Le discipline , private degli elementi concettuali di base e del loro impianto storicistico (consapevole cioè dei nessi evolutivi dei metodi e dei problemi), si configurano come merce che si può acquisire indifferentemente in qualsiasi età dello sviluppo dell’individuo: la Storia, la Filosofia, l’Italiano svuotate della struttura spazio-temporale, vengano ridotte ad una astratta analisi di astratte problematiche; la Geografia, intesa come studio della relazione uomo-ambiente con un qui ed ora determinati, scompare per lasciare il posto ad illustrazioni da documentario di astratti scenari; la Matematica, privata dei suoi elementi logici, ridotta a puro calcolo operativo; lo studio del Latino e del Greco, giudicato inessenziale per la determinazione di un’intelligenza critica, limitato

solo a coloro che si interessano di antichistica. Questi sono solo esempi di un destino che riguarda tutte le discipline. E’ il concetto stesso di disciplina (cioè di campo epistemologico e semantico che si definisce a partire da un preciso apparato scientifico di indagine e di metodo) che lascia il campo a generiche definizioni di aree di sapere, dove ciò che conta non è l’assimilazione del processo di costruzione del sapere ma solo il suo esito finale spendibile come saper-fare e, questo sì, è vero e becero nozionismo.

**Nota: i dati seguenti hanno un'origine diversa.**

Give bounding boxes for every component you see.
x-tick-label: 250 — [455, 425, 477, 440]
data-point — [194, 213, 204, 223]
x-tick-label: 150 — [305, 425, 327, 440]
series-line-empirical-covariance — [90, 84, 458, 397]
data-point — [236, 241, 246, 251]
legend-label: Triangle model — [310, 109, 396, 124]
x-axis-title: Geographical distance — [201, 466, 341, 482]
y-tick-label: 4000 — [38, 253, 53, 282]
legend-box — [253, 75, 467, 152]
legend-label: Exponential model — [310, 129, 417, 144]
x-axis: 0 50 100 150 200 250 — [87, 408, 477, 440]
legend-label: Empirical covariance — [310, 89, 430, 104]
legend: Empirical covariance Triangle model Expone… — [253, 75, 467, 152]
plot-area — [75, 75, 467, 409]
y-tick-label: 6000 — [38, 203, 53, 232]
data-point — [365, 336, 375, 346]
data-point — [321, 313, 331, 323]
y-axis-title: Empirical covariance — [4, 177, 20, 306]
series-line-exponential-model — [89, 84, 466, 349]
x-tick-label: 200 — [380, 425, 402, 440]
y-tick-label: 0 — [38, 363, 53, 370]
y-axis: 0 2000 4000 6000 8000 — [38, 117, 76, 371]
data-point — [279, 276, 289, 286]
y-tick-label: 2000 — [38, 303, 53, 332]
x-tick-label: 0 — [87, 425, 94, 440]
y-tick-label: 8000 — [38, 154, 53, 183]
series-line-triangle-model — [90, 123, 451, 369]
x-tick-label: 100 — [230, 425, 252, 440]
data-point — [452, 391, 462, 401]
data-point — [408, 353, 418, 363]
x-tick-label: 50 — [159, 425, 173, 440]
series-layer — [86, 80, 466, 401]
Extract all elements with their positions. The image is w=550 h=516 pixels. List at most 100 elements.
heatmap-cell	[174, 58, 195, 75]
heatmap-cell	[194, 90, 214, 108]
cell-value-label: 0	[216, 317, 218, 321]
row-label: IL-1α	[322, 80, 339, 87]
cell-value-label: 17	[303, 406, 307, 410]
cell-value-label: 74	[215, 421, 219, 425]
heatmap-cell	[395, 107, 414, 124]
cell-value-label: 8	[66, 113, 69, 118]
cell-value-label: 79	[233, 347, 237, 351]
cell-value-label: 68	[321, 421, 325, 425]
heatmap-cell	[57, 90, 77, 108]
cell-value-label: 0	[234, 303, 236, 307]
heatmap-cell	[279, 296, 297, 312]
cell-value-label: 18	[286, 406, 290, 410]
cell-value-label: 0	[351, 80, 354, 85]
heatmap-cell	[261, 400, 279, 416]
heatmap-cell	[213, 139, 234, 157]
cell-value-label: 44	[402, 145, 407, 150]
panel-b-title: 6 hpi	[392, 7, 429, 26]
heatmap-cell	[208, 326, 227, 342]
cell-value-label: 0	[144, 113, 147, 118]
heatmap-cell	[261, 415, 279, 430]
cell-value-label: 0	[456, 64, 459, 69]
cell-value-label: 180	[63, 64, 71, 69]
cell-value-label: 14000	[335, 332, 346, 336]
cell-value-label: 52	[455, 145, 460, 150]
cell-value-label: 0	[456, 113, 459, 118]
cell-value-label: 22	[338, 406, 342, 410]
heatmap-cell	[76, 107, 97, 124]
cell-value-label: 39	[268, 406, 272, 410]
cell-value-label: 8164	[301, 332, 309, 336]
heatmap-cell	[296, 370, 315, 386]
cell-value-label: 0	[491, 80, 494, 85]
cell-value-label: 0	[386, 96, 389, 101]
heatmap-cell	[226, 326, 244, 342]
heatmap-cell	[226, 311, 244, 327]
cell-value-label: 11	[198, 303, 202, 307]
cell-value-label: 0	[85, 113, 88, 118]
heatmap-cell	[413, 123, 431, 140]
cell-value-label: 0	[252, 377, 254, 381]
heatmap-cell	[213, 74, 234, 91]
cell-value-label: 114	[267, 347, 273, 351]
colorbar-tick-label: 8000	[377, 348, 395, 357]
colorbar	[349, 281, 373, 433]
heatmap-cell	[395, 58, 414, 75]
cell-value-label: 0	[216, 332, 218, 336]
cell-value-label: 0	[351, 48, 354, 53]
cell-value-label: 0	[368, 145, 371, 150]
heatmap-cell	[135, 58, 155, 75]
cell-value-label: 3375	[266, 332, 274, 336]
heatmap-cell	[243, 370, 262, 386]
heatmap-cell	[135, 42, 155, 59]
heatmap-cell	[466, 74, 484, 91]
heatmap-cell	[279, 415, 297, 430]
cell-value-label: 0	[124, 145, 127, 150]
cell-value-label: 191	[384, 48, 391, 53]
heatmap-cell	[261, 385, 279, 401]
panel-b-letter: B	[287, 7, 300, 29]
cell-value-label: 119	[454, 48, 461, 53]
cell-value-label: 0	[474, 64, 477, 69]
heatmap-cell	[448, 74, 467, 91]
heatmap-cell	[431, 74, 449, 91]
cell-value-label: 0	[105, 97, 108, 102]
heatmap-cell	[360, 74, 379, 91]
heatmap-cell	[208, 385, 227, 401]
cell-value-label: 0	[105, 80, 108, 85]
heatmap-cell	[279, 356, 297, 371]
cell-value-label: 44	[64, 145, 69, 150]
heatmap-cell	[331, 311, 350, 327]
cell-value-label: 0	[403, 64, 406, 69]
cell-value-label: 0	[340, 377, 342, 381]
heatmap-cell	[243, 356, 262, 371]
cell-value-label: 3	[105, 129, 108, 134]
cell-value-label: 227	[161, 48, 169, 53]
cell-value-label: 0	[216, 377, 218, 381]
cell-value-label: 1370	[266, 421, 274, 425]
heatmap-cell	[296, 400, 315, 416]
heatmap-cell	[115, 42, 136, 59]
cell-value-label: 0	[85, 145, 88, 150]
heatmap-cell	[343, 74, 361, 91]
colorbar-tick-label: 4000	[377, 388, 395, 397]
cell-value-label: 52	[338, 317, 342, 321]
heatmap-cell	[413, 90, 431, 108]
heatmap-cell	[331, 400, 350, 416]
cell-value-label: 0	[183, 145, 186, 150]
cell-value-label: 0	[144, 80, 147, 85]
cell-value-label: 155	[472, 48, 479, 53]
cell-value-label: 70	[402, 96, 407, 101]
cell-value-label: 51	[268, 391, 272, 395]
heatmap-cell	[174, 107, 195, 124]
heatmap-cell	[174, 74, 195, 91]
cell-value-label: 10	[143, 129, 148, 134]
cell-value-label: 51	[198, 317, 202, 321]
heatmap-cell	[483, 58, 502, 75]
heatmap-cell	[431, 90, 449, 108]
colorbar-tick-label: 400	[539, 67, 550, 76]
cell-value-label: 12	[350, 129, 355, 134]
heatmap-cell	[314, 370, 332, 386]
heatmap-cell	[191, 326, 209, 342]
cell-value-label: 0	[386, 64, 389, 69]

Lo scollamento tra la riforma in atto e le necessità del Paese è testimoniato dalla natura verticistica e tecnicistica di tutta l’operazione: legittimo e necessario è che il potere politico indichi le tendenze e gli scenari delle grandi scelte, la direzione e il senso dei percorsi. Illegittimo e pernicioso è che ciò avvenga senza la considerazione e l’attenzione alla realtà e senza interagire, con un dibattito aperto e ricco di partecipazione, con tutte le componenti della società civile, analogo a quello che si costituì negli anni 60\70 e che vide la partecipazione appassionata di tutti i partiti democratici,dei sindacati, degli organismi confindustriali e di intellettuali del calibro di Don Milani, Sapegnao, Flora, Marchesi, Villari, Gozzer, Lodi, Lombardo Radice, Visalberghi, Codignola. Aver delegato a "tecnici" e "pedagogisti", sotto la guida di un gruppo di "intellettuali" impropriamente definiti "saggi", la responsabilità della riforma scolastica, ha significato aver spostato sul piano iperuranico di una improbabile scienza dell’educazione il problema serio e drammatico dell’emancipazione dell’uomo e della costruzione dei valori collettivi. Bisogna rivendicare la necessità che la scuola sia riformata con il concorso di chi sa cosa sia la scuola, cosa siano gli adolescenti, quali siano i reali problemi che – al di là dei facili sociologismi - stanno sotto la dispersione e la mortalità scolastica, quali sottendono e rendono problematici lo stesso apprendimento.

Nel denunciare l’impianto assolutamente astratto, prescientifico, demagogico e autoritaristico dell’attuale riforma, i Docenti del Liceo Classico "A. Pansini" di Napoli, insieme al loro Dirigente Scolastico,

chiedono

a tutti i lavoratori della scuola, agli intellettuali, ai docenti delle università, ai cittadini di leggere i documenti di riforma già approvati e quelli in discussione, di analizzarli e creare spazi di controinformazione e di elaborazione capaci di invertire dal basso la logica di questo processo in atto nella scuola italiana, per rimettere al centro delle riforme l’Uomo e non il mercato, le esigenze di realizzazione e di liberazione (dal bisogno, dall’ignoranza, dal ricatto sociale) di ogni individuo e non l’esigenza che il mercato a di uomini ad una sola dimensione.

Richiamano

l’attenzione della collettività sull’irrisolto problema che attraversa tutta la storia della scuola italiana e la cui soluzione è sollecitata dall’art. 3 della Costituzione: il problema di quanti, partendo da situazioni socioeconomiche e culturali inadeguate, si trovano nella scuola in situazione di obiettivo svantaggio. Costoro, in una scuola dedita al solo sapere operativo, troveranno sempre davanti a sé quanti, grazie alle migliori condizioni del loro ambiente, continueranno ad operare in quell’ orizzonte ricco di strumenti culturali che - seppure a fatica - solo la scuola sino ad oggi aveva assicurato, pur con tutti i suoi limiti e i suoi ritardi, comunque non più gravi di quelli delle altre scuole occidentali o delle altre istituzioni.